Türkiye’de 60’ın üzerinde sigorta şirketi var. Ancak, bunlardan 10’u, prim üretiminden yüzde 80 pay alıyor, kalanlarını ise 50 şirket paylaşıyor. Son 4 yıllık prim üretimi trendi, 10 şirket arasınd...
Türkiye’de 60’ın üzerinde sigorta şirketi var. Ancak, bunlardan 10’u, prim üretiminden yüzde 80 pay alıyor, kalanlarını ise 50 şirket paylaşıyor. Son 4 yıllık prim üretimi trendi, 10 şirket arasında yer değiştirmeler olsa bile, en önemli hareketin küçük şirketlerde yaşandığını gösteriyor. Bazıları hızlı düşerken, bir bölümü üst sıralara tırmanıyor. 4 yılın analizi, sadece 4 şirketin yerini koruduğunu, diğerlerinin hareket ettiğini ortaya koyuyor.

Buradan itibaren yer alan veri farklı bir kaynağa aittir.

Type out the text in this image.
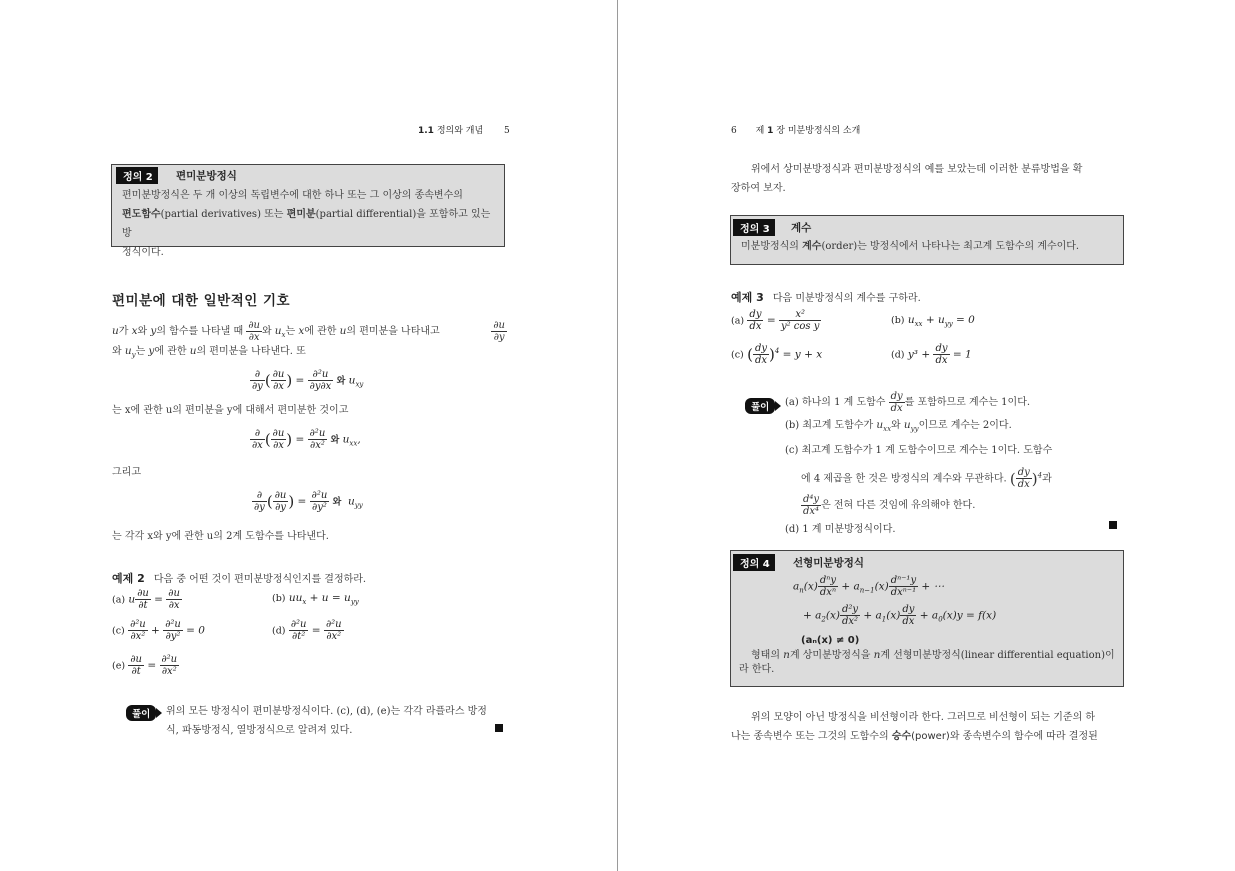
1.1 정의와 개념 5
정의 2	편미분방정식
편미분방정식은 두 개 이상의 독립변수에 대한 하나 또는 그 이상의 종속변수의
편도함수(partial derivatives) 또는 편미분(partial differential)을 포함하고 있는 방
정식이다.
편미분에 대한 일반적인 기호
u가 x와 y의 함수를 나타낼 때 $\frac{\partial u}{\partial x}$ 와 $u_x$는 x에 관한 u의 편미분을 나타내고	$\frac{\partial u}{\partial y}$
와 $u_y$는 y에 관한 u의 편미분을 나타낸다. 또
$\frac{\partial}{\partial y}$ ( $\frac{\partial u}{\partial x}$ ) = $\frac{\text{∂²u}}{\partial y\partial x}$ 와 $u_{xy}$
는 x에 관한 u의 편미분을 y에 대해서 편미분한 것이고
$\frac{\partial}{\partial x}$ ( $\frac{\partial u}{\partial x}$ ) = $\frac{\text{∂²u}}{\text{∂x²}}$ 와 $u_{xx}$,
그리고
$\frac{\partial}{\partial y}$ ( $\frac{\partial u}{\partial y}$ ) = $\frac{\text{∂²u}}{\text{∂y²}}$ 와  $u_{yy}$
는 각각 x와 y에 관한 u의 2계 도함수를 나타낸다.
예제 2 다음 중 어떤 것이 편미분방정식인지를 결정하라.
(a) u $\frac{\partial u}{\partial t} = \frac{\partial u}{\partial x}$	(b) $uu_x + u = u_{yy}$
$(c) \frac{\text{∂²u}}{\text{∂x²}} + \frac{\text{∂²u}}{\text{∂y²}} = 0$	$(d) \frac{\text{∂²u}}{\text{∂t²}} = \frac{\text{∂²u}}{\text{∂x²}}$
$(e) \frac{\partial u}{\partial t} = \frac{\text{∂²u}}{\text{∂x²}}$
풀이	위의 모든 방정식이 편미분방정식이다. (c), (d), (e)는 각각 라플라스 방정
식, 파동방정식, 열방정식으로 알려져 있다.
6 제 1 장 미분방정식의 소개
위에서 상미분방정식과 편미분방정식의 예를 보았는데 이러한 분류방법을 확
장하여 보자.
정의 3	계수
미분방정식의 계수(order)는 방정식에서 나타나는 최고계 도함수의 계수이다.
예제 3 다음 미분방정식의 계수를 구하라.
$(a) \frac{dy}{dx} = \frac{\text{x²}}{\text{y² cos y}}$	(b) $u_{xx} + u_{yy} = 0$
(c) ( $\frac{dy}{dx} )^4 = y + x$	(d) $y^3 + \frac{dy}{dx} = 1$
풀이	(a) 하나의 1 계 도함수 $\frac{dy}{dx}$ 를 포함하므로 계수는 1이다.
(b) 최고계 도함수가 $u_{xx}$와 $u_{yy}$이므로 계수는 2이다.
(c) 최고계 도함수가 1 계 도함수이므로 계수는 1이다. 도함수
에 4 제곱을 한 것은 방정식의 계수와 무관하다. ( $\frac{dy}{dx} )^4$과
$\frac{\text{d⁴y}}{\text{dx⁴}}$ 은 전혀 다른 것임에 유의해야 한다.
(d) 1 계 미분방정식이다.
정의 4	선형미분방정식
$a_n(x) \frac{\text{dⁿy}}{\text{dxⁿ}} + a_{n-1}(x) \frac{\text{dⁿ⁻¹y}}{\text{dxⁿ⁻¹}}$ + ⋯
+ $a_2(x) \frac{\text{d²y}}{\text{dx²}} + a_1(x) \frac{dy}{dx} + a_0(x)y = f(x)$
(aₙ(x) ≠ 0)
형태의 n계 상미분방정식을 n계 선형미분방정식(linear differential equation)이
라 한다.
위의 모양이 아닌 방정식을 비선형이라 한다. 그러므로 비선형이 되는 기준의 하
나는 종속변수 또는 그것의 도함수의 승수(power)와 종속변수의 함수에 따라 결정된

Ekonomide yaşanan gelişmeler ve teknolojideki dönüşüm, etkisini sigortacılık sektöründe de hissettiriyor. Enflasyon ve faiz oranlarındaki düşüş, bir taraftan rekabeti artırırken, diğer taraftan da oyunun kurallarını değiştiriyor. Bunun nedeni ise yeni ekonomik ortama ayak uydurma çabası.
Çünkü, düşen faizler nedeniyle eriyen mali gelirler, yetersiz mali yapı, geç hasar ödemeleri ve ürün sunmadaki zayıflık, sektördeki şirketleri zorluyor. Bu ortama ayak uyduramayanlar, prim üretiminde yeterli performansı sağlayamayıp, sıralamada geriye düşüyor. Ortaya çıkan bu tablo, sayıları 60’ı bulan sigorta şirketlerinin yer aldığı, “Prim üretim ligi”nin değişmesine neden oluyor. Bazı şirketler üst sıralara tırmanırken, bir bölümü de kendini aşağılarda buluyor.

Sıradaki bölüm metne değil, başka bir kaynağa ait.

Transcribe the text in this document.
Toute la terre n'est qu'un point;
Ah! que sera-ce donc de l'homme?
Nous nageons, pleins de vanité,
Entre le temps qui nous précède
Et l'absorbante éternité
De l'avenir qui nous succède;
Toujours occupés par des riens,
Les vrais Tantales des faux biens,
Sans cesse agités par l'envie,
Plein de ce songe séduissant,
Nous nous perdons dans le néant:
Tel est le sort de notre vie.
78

2004 yılının ilk 6 ayına ait prim üretim istatistikleri de bu gerçeği gözler önüne seriyor. Değişen ekonomik ortam ve sektördeki rekabet yapısı, bazı şirketlerin prim üretimi sıralamasında aşağılara düşmesine neden oluyor. Yüksek performansı yakalayanların başarısında ise özellikle kasko branşındaki canlılığın etkisinin bir hayli büyük olduğu söyleniyor. Sigortacılara göre, sıralamadaki bu iniş-çıkışın önemli nedenlerinden biri de, bazı şirketlerin uyguladıkları agresif büyüme stratejisi...

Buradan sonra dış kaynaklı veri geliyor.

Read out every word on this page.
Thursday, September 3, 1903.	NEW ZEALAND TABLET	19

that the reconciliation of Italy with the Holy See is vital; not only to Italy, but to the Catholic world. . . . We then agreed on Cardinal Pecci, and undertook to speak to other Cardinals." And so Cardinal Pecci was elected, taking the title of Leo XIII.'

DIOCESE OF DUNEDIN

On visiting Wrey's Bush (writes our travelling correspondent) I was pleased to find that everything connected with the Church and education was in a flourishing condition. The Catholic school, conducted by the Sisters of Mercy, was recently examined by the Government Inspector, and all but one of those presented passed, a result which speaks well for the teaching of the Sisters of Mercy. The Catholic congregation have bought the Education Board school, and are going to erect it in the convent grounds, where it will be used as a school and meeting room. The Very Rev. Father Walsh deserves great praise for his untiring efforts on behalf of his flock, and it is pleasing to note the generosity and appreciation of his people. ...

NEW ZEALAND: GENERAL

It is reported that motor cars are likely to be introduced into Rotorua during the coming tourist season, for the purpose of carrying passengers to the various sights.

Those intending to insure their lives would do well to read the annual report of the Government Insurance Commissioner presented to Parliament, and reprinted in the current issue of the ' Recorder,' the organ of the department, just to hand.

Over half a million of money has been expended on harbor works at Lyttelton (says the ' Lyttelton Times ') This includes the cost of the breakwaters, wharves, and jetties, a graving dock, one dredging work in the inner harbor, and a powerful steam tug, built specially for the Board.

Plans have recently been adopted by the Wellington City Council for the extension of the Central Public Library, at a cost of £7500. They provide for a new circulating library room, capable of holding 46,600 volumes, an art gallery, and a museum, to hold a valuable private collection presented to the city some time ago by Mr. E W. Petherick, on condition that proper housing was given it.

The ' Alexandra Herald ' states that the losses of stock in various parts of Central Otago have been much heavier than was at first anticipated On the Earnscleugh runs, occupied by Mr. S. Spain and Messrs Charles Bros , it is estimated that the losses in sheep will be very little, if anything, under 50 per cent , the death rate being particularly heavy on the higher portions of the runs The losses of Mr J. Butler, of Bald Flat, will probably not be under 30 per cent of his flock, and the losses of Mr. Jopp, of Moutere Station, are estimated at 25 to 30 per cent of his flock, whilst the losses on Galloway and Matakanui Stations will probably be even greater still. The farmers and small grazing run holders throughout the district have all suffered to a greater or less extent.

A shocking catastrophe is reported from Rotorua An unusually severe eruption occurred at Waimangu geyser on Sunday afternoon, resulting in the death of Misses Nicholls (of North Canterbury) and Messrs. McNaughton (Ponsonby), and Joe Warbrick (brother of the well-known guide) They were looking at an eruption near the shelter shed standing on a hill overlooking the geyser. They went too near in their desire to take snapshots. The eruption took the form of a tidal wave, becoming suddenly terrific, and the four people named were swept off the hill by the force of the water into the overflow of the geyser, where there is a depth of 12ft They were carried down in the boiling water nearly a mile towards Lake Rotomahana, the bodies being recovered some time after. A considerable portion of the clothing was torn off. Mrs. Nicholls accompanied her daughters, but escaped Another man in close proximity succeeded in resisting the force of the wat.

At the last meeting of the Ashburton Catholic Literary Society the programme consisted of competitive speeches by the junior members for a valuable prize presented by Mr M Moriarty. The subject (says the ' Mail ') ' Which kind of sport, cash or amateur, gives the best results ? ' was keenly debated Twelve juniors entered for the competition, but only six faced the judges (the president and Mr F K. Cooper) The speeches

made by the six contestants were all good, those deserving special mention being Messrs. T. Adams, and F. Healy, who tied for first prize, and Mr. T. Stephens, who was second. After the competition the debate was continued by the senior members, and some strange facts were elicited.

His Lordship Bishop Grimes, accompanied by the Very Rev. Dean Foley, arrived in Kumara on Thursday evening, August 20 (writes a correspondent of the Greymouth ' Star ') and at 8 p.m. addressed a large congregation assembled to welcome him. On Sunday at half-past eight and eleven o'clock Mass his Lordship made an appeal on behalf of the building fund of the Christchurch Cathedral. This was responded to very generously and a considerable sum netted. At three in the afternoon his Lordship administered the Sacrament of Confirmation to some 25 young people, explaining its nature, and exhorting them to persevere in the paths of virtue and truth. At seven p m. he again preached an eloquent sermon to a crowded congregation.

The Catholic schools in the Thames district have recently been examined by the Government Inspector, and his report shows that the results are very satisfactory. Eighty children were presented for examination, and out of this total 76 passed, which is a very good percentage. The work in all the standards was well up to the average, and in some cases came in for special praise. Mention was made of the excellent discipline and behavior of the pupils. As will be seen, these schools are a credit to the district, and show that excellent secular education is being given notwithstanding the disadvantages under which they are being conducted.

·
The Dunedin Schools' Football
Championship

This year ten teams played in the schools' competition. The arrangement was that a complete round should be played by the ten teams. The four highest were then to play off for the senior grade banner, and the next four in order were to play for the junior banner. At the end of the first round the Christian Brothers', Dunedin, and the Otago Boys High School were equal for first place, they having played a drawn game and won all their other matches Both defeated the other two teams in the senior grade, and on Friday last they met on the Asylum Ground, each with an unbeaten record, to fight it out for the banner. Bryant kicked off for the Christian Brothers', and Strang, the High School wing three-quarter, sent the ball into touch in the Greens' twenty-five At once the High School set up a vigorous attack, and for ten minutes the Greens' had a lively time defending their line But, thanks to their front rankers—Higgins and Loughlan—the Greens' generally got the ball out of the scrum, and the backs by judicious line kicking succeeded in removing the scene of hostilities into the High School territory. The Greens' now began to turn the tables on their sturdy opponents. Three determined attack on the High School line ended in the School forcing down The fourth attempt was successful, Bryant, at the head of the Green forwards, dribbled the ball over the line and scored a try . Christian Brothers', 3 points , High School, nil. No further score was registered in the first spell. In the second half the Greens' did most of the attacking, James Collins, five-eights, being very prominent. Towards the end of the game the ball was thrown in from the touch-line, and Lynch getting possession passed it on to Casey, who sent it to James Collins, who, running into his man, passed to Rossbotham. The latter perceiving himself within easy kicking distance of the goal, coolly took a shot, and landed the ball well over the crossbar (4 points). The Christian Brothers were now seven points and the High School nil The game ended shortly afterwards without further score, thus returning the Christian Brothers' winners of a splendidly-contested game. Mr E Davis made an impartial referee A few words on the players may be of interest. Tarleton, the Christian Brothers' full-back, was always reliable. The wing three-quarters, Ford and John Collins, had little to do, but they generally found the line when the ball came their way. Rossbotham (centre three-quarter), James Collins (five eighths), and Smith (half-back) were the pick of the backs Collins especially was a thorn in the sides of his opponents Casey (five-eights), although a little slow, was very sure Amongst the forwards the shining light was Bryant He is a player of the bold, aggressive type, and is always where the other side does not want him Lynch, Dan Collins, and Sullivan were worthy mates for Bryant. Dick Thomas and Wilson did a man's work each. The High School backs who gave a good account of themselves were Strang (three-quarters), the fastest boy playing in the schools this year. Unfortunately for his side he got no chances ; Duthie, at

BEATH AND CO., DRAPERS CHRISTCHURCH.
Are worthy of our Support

Ayrıca, acentelerin yer değiştirmesi ya da şirketler arasında transfer yapması da, sıralamayı değiştiriyor. Bunun yanı sıra, bazı şirketlerin hasar ödeme gün sayısının çok yükselmesi de, performansı olumsuz yönde etkiliyor.
İlk 10 Şirketteki Değişim
Sigortacı Gazetesi’nin yılın ilk 6 ayına ilişkin prim üretimi istatistikleri de sektördeki değişimi net olarak ortaya koyuyor. 2000 yılının ilk 6 aylık prim üretimi ile 2004 yılının aynı dönemine ait prim üretimleri dikkate alarak yaptığımız sıralamada, sektörde faaliyet gösteren şirketlerin konumlarının bir hayli değiştiğini görüyoruz. Söz konusu 4 yıllık süreçte, sıralamada yeri değişmeyen sadece dört şirket var.
Axa Oyak Sigorta, her iki dönemde de sektördeki liderliğini korurken, geçtiğimiz yıl yaşanan yönetim değişikliğiyle sektörün gündeminde önemli yer tutan Ak Sigorta da 4’üncü sırada yer alıyor. Diğer iki şirket ise 27’nci sıradaki İsviçre Hayat Sigorta ile 34’üncü sıradaki Birlik Sigorta…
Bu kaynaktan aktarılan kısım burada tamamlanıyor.